Female flies that have bitten a human host will return to the same person, making them easy targets for insecticide treatment.

13. Sandfly

Sandfly (or sand fly) is a colloquial term for any species or genus of flying, biting, blood-sucking dipteran (fly) found in sandy regions.

They are usually smaller than other flies and are reddish brown. They typically suck blood from other warm-blooded animals and humans as well. 

Some of the more common species of sandflies include Phlebotomus papatasi, Phlebotomus longipes, and Lutzomyia longipalpis.

These three species bite primarily between dusk and dawn but can also bite during daylight hours if trapped indoors. The bites will often be itchy red welts on the skin. 

Itching may last days, weeks, or months after being bitten by a sandfly. Most people who are not allergic don’t need treatment after being bitten.

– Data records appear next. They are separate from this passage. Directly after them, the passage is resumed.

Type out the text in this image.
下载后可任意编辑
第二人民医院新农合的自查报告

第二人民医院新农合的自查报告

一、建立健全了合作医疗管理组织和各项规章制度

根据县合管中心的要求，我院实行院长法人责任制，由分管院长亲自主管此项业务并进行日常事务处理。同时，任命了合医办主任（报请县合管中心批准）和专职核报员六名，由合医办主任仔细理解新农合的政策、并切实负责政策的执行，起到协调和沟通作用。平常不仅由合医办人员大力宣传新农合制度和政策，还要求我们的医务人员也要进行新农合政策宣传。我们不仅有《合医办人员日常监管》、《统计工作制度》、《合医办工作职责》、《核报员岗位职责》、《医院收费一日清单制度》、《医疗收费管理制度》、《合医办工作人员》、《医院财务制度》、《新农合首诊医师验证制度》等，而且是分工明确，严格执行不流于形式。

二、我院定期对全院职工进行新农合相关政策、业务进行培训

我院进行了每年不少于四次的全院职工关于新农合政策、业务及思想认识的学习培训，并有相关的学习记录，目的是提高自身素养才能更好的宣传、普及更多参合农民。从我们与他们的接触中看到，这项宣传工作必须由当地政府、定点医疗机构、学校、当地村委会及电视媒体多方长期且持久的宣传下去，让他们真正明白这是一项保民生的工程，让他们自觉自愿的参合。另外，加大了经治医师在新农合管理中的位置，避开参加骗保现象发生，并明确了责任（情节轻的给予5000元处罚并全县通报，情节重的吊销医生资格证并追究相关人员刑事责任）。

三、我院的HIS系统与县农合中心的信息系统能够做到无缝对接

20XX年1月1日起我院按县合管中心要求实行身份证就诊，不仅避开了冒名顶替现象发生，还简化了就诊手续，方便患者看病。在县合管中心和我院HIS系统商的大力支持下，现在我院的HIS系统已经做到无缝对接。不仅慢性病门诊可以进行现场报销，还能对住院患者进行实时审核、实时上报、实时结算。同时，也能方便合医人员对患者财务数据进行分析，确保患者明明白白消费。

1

Those who have had previous reactions may need oral antihistamines or corticosteroids, which work best when given soon after being bitten.


A fly is an insect that is related to bees and wasps. There are many types of flies, and the class depends on the fly’s primary food source.

For example, fruit flies live on fruit or decaying matter, and houseflies can be found near garbage cans or dumpsters. 

If you see one or more flying around your home, it might be a good idea to vacuum them up with a vacuum cleaner!

However, it may not be a fly if you see some crawling on your countertop or in other areas of your home. In this case, use bleach to clean the room and then rinse well.